In der aktuellen Debatte wird ein weiteres Mal verdeutlicht, wie zentral die ökonomischen und bodenpreislichen Überlegungen für die Stadt Bern sind. Soziale und Kulturelle Aspekte scheinen ein auf die lange Bank geschoben zu werden, wenn es um satte Gewinne geht. Ein Aspekt der in der aktuellen Reitschuldiskussion sicherlich auch mitberücksichtig werden sollte.

Ganzer Atikel:
Progr droht zum Rechtsfall zu werden
Bernhard Ott, Der Bund, 05.03.2009

Gesundheitszentrum oder Künstlerprojekt? Falls der Stadtrat heute Abend beschliesst, dem Volk eine Variante zur künftigen Nutzung des Progr vorzulegen, droht die SVP mit einer Verwaltungsbeschwerde.

Wie soll das einstige Progymnasium künftig genutzt werden? Heute Abend dürfte sich die Mehrheit im Stadtrat dafür entscheiden, den Stimmbürgern die Wahl zwischen dem Gesundheits- und Schulzentrum und dem Künstlerprojekt zu lassen. Ursprünglich hätte Mitte Mai aber nur über das erste Projekt abgestimmt werden sollen, das aus einem Architektur- und Investorenwettbewerb als Sieger hervorgegangen ist.

Mit dem wahrscheinlichen Entscheid für eine Variantenabstimmung sind jedoch beträchtliche Unsicherheiten verknüpft: Erstens schliesst die Firma Allreal als Investorin des Gesundheits- und Schulzentrums nicht aus, beim Entscheid für eine Variantenabstimmung ihr Projekt zurückzuziehen («Bund» vom 3. März). Und zweitens droht die SVP mit einer Verwaltungsbeschwerde, da mit einer Variantenabstimmung womöglich übergeordnetes Recht verletzt würde. Eine solche Beschwerde hätte aufschiebende Wirkung, was den Entscheid über die Zukunft des Progr für mindestens ein Jahr vertagen würde.

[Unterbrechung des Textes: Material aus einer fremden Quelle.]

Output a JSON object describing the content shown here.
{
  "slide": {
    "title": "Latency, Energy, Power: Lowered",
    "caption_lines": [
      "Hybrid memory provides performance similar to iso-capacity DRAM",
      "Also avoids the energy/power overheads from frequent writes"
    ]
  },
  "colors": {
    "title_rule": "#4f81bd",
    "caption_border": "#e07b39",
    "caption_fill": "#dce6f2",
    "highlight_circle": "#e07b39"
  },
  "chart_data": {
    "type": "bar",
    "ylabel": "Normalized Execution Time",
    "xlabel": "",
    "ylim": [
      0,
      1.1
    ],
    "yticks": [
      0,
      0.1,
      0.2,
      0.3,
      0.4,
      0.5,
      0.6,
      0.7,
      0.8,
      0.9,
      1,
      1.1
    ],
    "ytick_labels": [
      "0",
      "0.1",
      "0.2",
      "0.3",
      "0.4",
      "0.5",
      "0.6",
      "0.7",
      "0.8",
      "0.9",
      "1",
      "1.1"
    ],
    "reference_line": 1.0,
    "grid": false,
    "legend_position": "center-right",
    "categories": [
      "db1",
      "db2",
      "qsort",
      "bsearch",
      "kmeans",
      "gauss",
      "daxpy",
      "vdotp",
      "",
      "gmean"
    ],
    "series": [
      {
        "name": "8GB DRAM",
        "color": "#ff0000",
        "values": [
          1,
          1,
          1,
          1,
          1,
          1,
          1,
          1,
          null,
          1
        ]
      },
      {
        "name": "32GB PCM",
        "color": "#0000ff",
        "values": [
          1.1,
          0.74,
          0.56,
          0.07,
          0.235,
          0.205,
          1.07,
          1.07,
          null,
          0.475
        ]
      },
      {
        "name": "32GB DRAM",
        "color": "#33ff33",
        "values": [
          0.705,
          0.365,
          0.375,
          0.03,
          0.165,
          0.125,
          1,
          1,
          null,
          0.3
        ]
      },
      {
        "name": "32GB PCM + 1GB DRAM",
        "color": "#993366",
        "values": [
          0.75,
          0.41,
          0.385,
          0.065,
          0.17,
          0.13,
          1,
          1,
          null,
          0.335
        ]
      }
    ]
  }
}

Offene «Deklaration» verlangt
Gegen eine Variantenabstimmung sprach sich auch die Mehrheit der Finanzkommission aus. Das Projekt eines Gesundheits- und Schulzentrums habe sich in einem offenen Wettbewerb durchgesetzt. Es gebe keine plausiblen Gründe, davon abzuweichen, teilte die Kommission mit. Die Mehrheit der Kommissionsmitglieder zweifelte zudem daran, ob die Progr-Künstler den Betrieb des Zentrums längerfristig sichern können.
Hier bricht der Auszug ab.